あーおもしろ、と一通り笑った花宮を涙目で見つめていた彼女は負けずに反論をする。

「だってこれ、高いんですよ?!こんなに小さいのに7000円とかするんですよ?!信じられないですけど、でも今日はクリスマスだし、わたし、わたし…彼氏にふられちゃいましたけど」

さっきの勢いはどこへやら。自分の発言にしゅんと肩を落とす彼女。旅は道連れ。この際厄介ごとも道連れだ。

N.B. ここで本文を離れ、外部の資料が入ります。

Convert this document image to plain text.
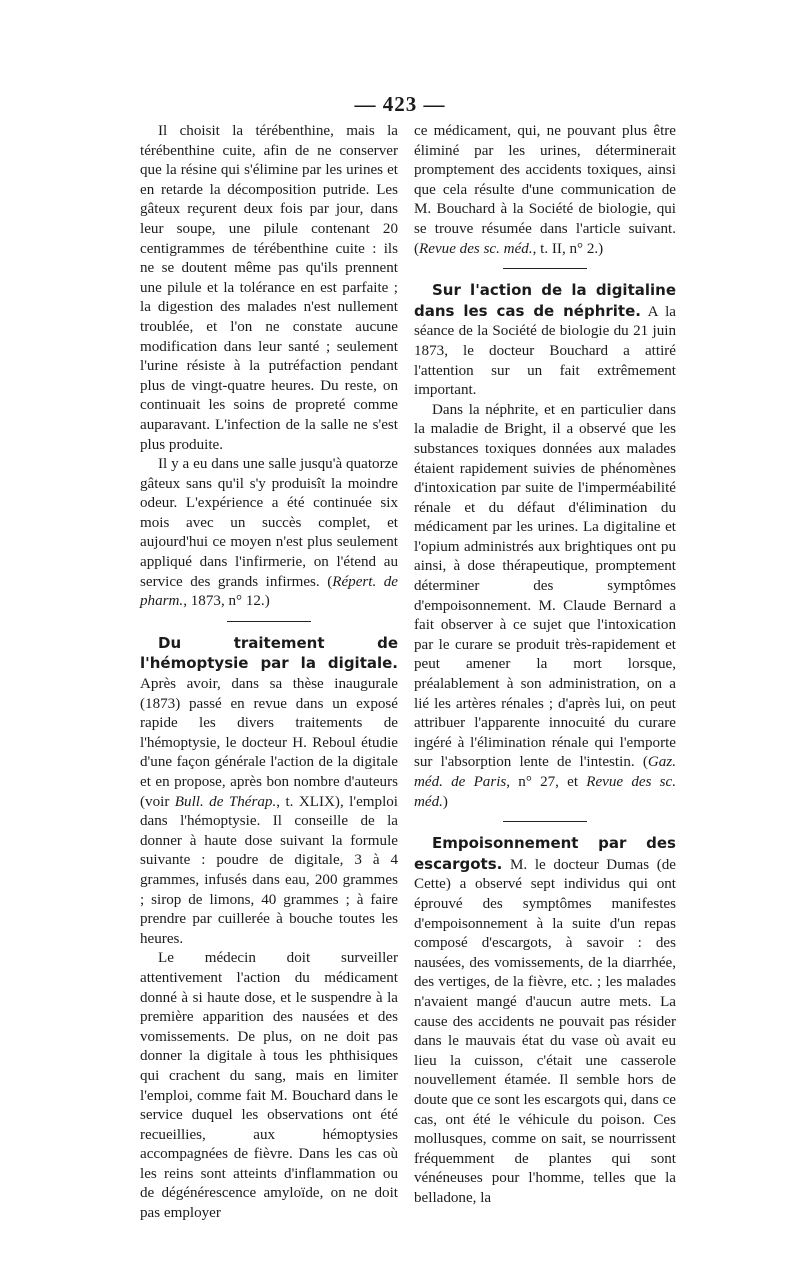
— 423 —

Il choisit la térébenthine, mais la térébenthine cuite, afin de ne conserver que la résine qui s'élimine par les urines et en retarde la décomposition putride. Les gâteux reçurent deux fois par jour, dans leur soupe, une pilule contenant 20 centigrammes de térébenthine cuite : ils ne se doutent même pas qu'ils prennent une pilule et la tolérance en est parfaite ; la digestion des malades n'est nullement troublée, et l'on ne constate aucune modification dans leur santé ; seulement l'urine résiste à la putréfaction pendant plus de vingt-quatre heures. Du reste, on continuait les soins de propreté comme auparavant. L'infection de la salle ne s'est plus produite.

Il y a eu dans une salle jusqu'à quatorze gâteux sans qu'il s'y produisît la moindre odeur. L'expérience a été continuée six mois avec un succès complet, et aujourd'hui ce moyen n'est plus seulement appliqué dans l'infirmerie, on l'étend au service des grands infirmes. (Répert. de pharm., 1873, n° 12.)

Du traitement de l'hémoptysie par la digitale. Après avoir, dans sa thèse inaugurale (1873) passé en revue dans un exposé rapide les divers traitements de l'hémoptysie, le docteur H. Reboul étudie d'une façon générale l'action de la digitale et en propose, après bon nombre d'auteurs (voir Bull. de Thérap., t. XLIX), l'emploi dans l'hémoptysie. Il conseille de la donner à haute dose suivant la formule suivante : poudre de digitale, 3 à 4 grammes, infusés dans eau, 200 grammes ; sirop de limons, 40 grammes ; à faire prendre par cuillerée à bouche toutes les heures.

Le médecin doit surveiller attentivement l'action du médicament donné à si haute dose, et le suspendre à la première apparition des nausées et des vomissements. De plus, on ne doit pas donner la digitale à tous les phthisiques qui crachent du sang, mais en limiter l'emploi, comme fait M. Bouchard dans le service duquel les observations ont été recueillies, aux hémoptysies accompagnées de fièvre. Dans les cas où les reins sont atteints d'inflammation ou de dégénérescence amyloïde, on ne doit pas employer

ce médicament, qui, ne pouvant plus être éliminé par les urines, déterminerait promptement des accidents toxiques, ainsi que cela résulte d'une communication de M. Bouchard à la Société de biologie, qui se trouve résumée dans l'article suivant. (Revue des sc. méd., t. II, n° 2.)

Sur l'action de la digitaline dans les cas de néphrite. A la séance de la Société de biologie du 21 juin 1873, le docteur Bouchard a attiré l'attention sur un fait extrêmement important.

Dans la néphrite, et en particulier dans la maladie de Bright, il a observé que les substances toxiques données aux malades étaient rapidement suivies de phénomènes d'intoxication par suite de l'imperméabilité rénale et du défaut d'élimination du médicament par les urines. La digitaline et l'opium administrés aux brightiques ont pu ainsi, à dose thérapeutique, promptement déterminer des symptômes d'empoisonnement. M. Claude Bernard a fait observer à ce sujet que l'intoxication par le curare se produit très-rapidement et peut amener la mort lorsque, préalablement à son administration, on a lié les artères rénales ; d'après lui, on peut attribuer l'apparente innocuité du curare ingéré à l'élimination rénale qui l'emporte sur l'absorption lente de l'intestin. (Gaz. méd. de Paris, n° 27, et Revue des sc. méd.)

Empoisonnement par des escargots. M. le docteur Dumas (de Cette) a observé sept individus qui ont éprouvé des symptômes manifestes d'empoisonnement à la suite d'un repas composé d'escargots, à savoir : des nausées, des vomissements, de la diarrhée, des vertiges, de la fièvre, etc. ; les malades n'avaient mangé d'aucun autre mets. La cause des accidents ne pouvait pas résider dans le mauvais état du vase où avait eu lieu la cuisson, c'était une casserole nouvellement étamée. Il semble hors de doute que ce sont les escargots qui, dans ce cas, ont été le véhicule du poison. Ces mollusques, comme on sait, se nourrissent fréquemment de plantes qui sont vénéneuses pour l'homme, telles que la belladone, la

「近場に顔見知りのパティシエがいるレストランがある。その限定のケーキは返せねーけど、代わりにしちゃ随分贅沢だろ?」

花宮の提案にしゅんとした表情から一転。キラキラとした目を向けられる。ずいぶんガキだが悪くはないなと算段を立てる。

「め、迷惑でなければ…!」

中々に新鮮な反応と行き当たりばったりな展開に面白いと思ってしまうのはきっとクリスマスのせい。言った後にこれはナンパか…?こんな年下のガキに…?と悶々とする花宮に、彼女はにこりと笑って、

「メリークリスマス!」

とりあえず、小さな箱は花宮の手の中へ。